Writing in the Age, Peter Roebuck makes the argument that while there is plenty to dislike about the Howard nomination for the post of ICC Vice President, once the NZC and CA proposed his name, it is incumbent on all other members of the ICC to accept this without murmur as this has been ICC convention.

To buttress this claim, Roebuck cites the examples of Ray May Mali,Percy Sonn, Peter Chingoka. To quote from the article

"A board that welcomed Percy Sonn, who declared the 2003 Zimbabwe election free and fair though he knew it was a lie, thereby condemning Zimbabweans to years of torment; a board that accepted Ray Mali, whose co-operation with the apartheid government was exposed by the Truth and Reconciliation Commission; a board that listens to Peter Chingoka and Ozias Bute, apologists for evil in Zimbabwe, is poorly placed to turn its back on Jack the Ripper, let alone a former PM and cricket fanatic."
And this reasoning is flawed.

Because what Percy Sonn or Ray Mali did in their previous avatars ( before becoming cricket administrators) is not relevant. Neither is Peter Chingoka's being an apologist to Robert Mugabe.
Because no one is opposiing John Howard's candidature because of Tampa incident or his support for the war in Iraq. The opposition is to Howard, the incumbent ICC Vice President, not Howard, the ex Prime Minister of Australia.

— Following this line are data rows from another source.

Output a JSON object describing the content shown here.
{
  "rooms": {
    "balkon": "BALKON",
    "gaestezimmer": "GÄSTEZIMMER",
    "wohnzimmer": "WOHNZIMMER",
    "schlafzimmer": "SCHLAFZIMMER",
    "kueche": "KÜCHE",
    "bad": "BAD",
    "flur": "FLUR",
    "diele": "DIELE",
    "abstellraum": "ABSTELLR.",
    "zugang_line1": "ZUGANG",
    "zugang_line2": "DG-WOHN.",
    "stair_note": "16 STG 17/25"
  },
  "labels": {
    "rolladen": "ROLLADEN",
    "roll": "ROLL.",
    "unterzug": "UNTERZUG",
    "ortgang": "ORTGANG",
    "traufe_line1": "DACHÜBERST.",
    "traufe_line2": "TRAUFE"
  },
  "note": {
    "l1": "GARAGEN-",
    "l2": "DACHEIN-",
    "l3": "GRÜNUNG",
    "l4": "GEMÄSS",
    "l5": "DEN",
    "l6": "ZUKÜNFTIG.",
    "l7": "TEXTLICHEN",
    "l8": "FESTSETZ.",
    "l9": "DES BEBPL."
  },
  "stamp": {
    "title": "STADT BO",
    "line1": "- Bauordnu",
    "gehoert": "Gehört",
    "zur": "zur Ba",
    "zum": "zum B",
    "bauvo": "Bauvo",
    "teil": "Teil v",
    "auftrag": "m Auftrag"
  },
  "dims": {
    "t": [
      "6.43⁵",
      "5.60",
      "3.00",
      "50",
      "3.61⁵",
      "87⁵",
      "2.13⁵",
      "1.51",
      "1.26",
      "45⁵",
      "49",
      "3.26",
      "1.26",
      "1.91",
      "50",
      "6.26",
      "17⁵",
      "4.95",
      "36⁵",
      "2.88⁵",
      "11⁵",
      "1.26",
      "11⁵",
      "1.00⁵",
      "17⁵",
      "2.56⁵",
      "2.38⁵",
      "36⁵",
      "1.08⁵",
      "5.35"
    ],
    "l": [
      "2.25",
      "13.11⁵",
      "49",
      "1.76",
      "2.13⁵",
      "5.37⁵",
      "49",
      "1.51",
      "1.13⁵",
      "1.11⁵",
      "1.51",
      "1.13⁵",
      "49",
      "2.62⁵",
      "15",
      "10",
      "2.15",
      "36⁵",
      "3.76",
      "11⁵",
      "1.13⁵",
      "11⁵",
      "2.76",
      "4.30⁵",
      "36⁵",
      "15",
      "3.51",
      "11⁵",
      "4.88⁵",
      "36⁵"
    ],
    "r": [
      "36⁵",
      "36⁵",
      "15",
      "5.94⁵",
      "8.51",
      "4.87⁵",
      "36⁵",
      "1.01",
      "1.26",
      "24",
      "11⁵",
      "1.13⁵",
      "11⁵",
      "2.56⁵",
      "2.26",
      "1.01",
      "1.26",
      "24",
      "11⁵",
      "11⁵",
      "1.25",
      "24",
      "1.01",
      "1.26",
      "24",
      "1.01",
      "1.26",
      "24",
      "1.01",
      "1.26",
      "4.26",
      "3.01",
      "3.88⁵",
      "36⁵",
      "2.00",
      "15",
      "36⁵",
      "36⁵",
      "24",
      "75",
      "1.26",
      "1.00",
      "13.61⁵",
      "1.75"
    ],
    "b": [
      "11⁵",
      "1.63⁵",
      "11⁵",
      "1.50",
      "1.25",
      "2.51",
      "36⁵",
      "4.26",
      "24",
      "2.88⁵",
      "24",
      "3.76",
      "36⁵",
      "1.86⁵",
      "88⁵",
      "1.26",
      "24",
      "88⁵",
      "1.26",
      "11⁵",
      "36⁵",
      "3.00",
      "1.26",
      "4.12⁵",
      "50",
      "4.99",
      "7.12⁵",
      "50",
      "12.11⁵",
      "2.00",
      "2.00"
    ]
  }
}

And by trying to extrapolate one to the other,Peter Roebuck makes for a disingenuous argument.
Pity, because he does articulate the more logical reasons for why SA or Zimbabwe might oppose John Howard later in the piece.

2 comments:

Jonathan said...

Really? I thought Roebuck was most wrong about India, not SA or Zimbabwe.

The quote you give is directly related to the reasons later ascribed to SA. Zimbabwe on one level have the most defensible objection, but Roebuck is predictably refusing to see it on that level, and I don't think the conflict there is straight-forward enough to write off an argument as 'disingenious'.

On the other hand, he might be overplaying the significance of the relatively recent agreements on the nomination process, and how much of his comments on India make any sense at all?

Homer said...

Jonathan,

Blaming India for all of crickets ills, real or imagined, has become a habit for some time now. By dragging India in the John HOward controversy, Roebuck has played true to that habit.

The disingenuous part of the argument that Roebuck makes is when he compares Mali and Sonn and Chingoka in the different roles they played ( outside of cricket administration) and extrapolates those with their positions in the ICC to make his point.